Definitely Never Mind the Bollocks, that’d have to be number one. Then Hunky Dory, without a doubt. Bowie was obviously a huge influence, in fact it’s possibly overstated with Suede, because the reference points seemed to be close, but to be honest, for me and for Simon, who plays the drums, we were huge fans of the Pistols, so the Pistols are probably a bigger influence, really. Then I’d go for The Queen is Dead, I suppose you can’t really ignore The Smiths, they were huge for me when I was, you know, 14, 15, 16, that kind of age, the imagery about adolescent confusion resonated with a confused adolescent, you know, it seemed to sort of work!
Then probably Music for Airports by Brian Eno. If I had to listen to one record for the rest of my life, it would be that. Finally, Kate Bush, The Hounds of Love, I love the whole journey of it. It’s such a beautifully conceived album, and these days, when the actual art of making an album is under fire, it’s even more important that people should listen to it all the way through from start to finish. The second side of it, the Ninth Wave side, it’s unbearably beautiful.
Is there one you’d nominate as the greatest record ever made?
That’s Never Mind the Bollocks, in a funny sort of way. There’s something so perfect about it, and it sums up the vitality and the importance of rock music.
What life lessons have you learnt as a professional musician?
That’s an interesting question.
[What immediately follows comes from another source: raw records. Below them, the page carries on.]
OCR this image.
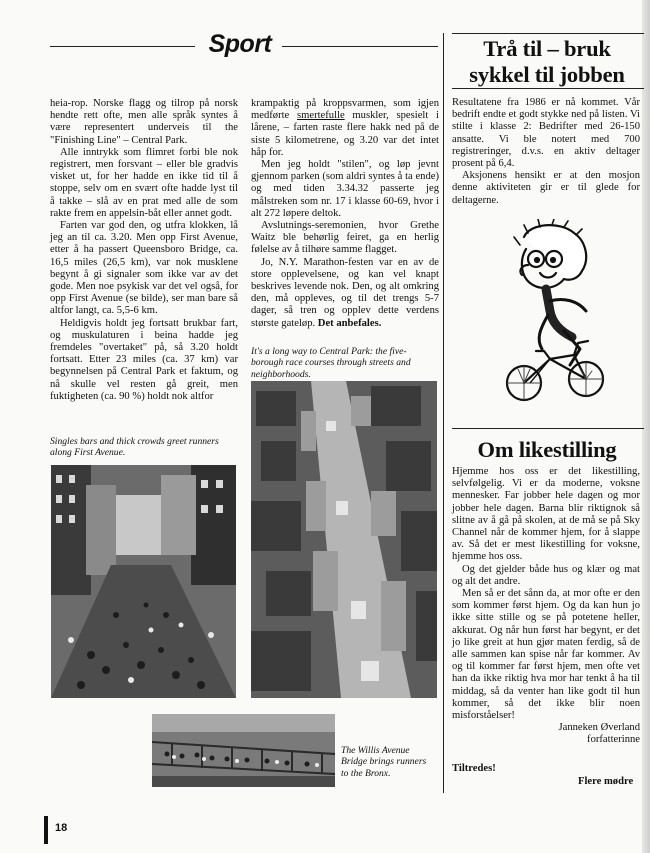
Sport

heia-rop. Norske flagg og tilrop på norsk hendte rett ofte, men alle språk syntes å være representert underveis til the "Finishing Line" – Central Park.

Alle inntrykk som flimret forbi ble nok registrert, men forsvant – eller ble gradvis visket ut, for her hadde en ikke tid til å stoppe, selv om en svært ofte hadde lyst til å takke – slå av en prat med alle de som rakte frem en appelsin-båt eller annet godt.

Farten var god den, og utfra klokken, lå jeg an til ca. 3.20. Men opp First Avenue, etter å ha passert Queensboro Bridge, ca. 16,5 miles (26,5 km), var nok musklene begynt å gi signaler som ikke var av det gode. Men noe psykisk var det vel også, for opp First Avenue (se bilde), ser man bare så altfor langt, ca. 5,5-6 km.

Heldigvis holdt jeg fortsatt brukbar fart, og muskulaturen i beina hadde jeg fremdeles "overtaket" på, så 3.20 holdt fortsatt. Etter 23 miles (ca. 37 km) var begynnelsen på Central Park et faktum, og nå skulle vel resten gå greit, men fuktigheten (ca. 90 %) holdt nok altfor

krampaktig på kroppsvarmen, som igjen medførte smertefulle muskler, spesielt i lårene, – farten raste flere hakk ned på de siste 5 kilometrene, og 3.20 var det intet håp for.

Men jeg holdt "stilen", og løp jevnt gjennom parken (som aldri syntes å ta ende) og med tiden 3.34.32 passerte jeg målstreken som nr. 17 i klasse 60-69, hvor i alt 272 løpere deltok.

Avslutnings-seremonien, hvor Grethe Waitz ble behørlig feiret, ga en herlig følelse av å tilhøre samme flagget.

Jo, N.Y. Marathon-festen var en av de store opplevelsene, og kan vel knapt beskrives levende nok. Den, og alt omkring den, må oppleves, og til det trengs 5-7 dager, så tren og opplev dette verdens største gateløp. Det anbefales.

Singles bars and thick crowds greet runners along First Avenue.
It's a long way to Central Park: the five-borough race courses through streets and neighborhoods.
The Willis Avenue Bridge brings runners to the Bronx.
Trå til – bruk sykkel til jobben

Resultatene fra 1986 er nå kommet. Vår bedrift endte et godt stykke ned på listen. Vi stilte i klasse 2: Bedrifter med 26-150 ansatte. Vi ble notert med 700 registreringer, d.v.s. en aktiv deltager prosent på 6,4.

Aksjonens hensikt er at den mosjon denne aktiviteten gir er til glede for deltagerne.

Om likestilling

Hjemme hos oss er det likestilling, selvfølgelig. Vi er da moderne, voksne mennesker. Far jobber hele dagen og mor jobber hele dagen. Barna blir riktignok så slitne av å gå på skolen, at de må se på Sky Channel når de kommer hjem, for å slappe av. Så det er mest likestilling for voksne, hjemme hos oss.

Og det gjelder både hus og klær og mat og alt det andre.

Men så er det sånn da, at mor ofte er den som kommer først hjem. Og da kan hun jo ikke sitte stille og se på potetene heller, akkurat. Og når hun først har begynt, er det jo like greit at hun gjør maten ferdig, så de alle sammen kan spise når far kommer. Av og til kommer far først hjem, men ofte vet han da ikke riktig hva mor har tenkt å ha til middag, så da venter han like godt til hun kommer, så det ikke blir noen misforståelser!

Janneken Øverland

forfatterinne

Tiltredes!
Flere mødre
18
I think it would be about maintaining your relationships, that’s an incredibly important thing. To not be complacent. There are so many parallels between family and your band, and you have to have respect for them all. When we split up in 2003, we’d all got a bit bored with each other. There’s so much downtime spent shuffling around airports with people, it gives you a twisted view of what people are like. We’re willing to work on our relationships a lot more now.
I’m always surprised more people in bands don’t end up killing themselves or each other.
Yeah! It’s throwing people into a pressure cooker, isn’t it? A pressure cooker that lasts for years! It’s amazing that bands stay together for as long as they do.
OK – here’s my simple – but crucial – final question: what’s your favourite noise?
OK, so that’s an interesting question too. Well, birdsong in the morning is a beautiful sound, isn’t it? I like the sound of cicadas as well. We have a little house out in Spain that’s out in the middle of the Spanish countryside, just completely surrounded by nature and hundreds of thousands of cicadas. There’s something lovely about the noise. In fact, I don’t know why it isn’t irritating, because it’s almost deafening.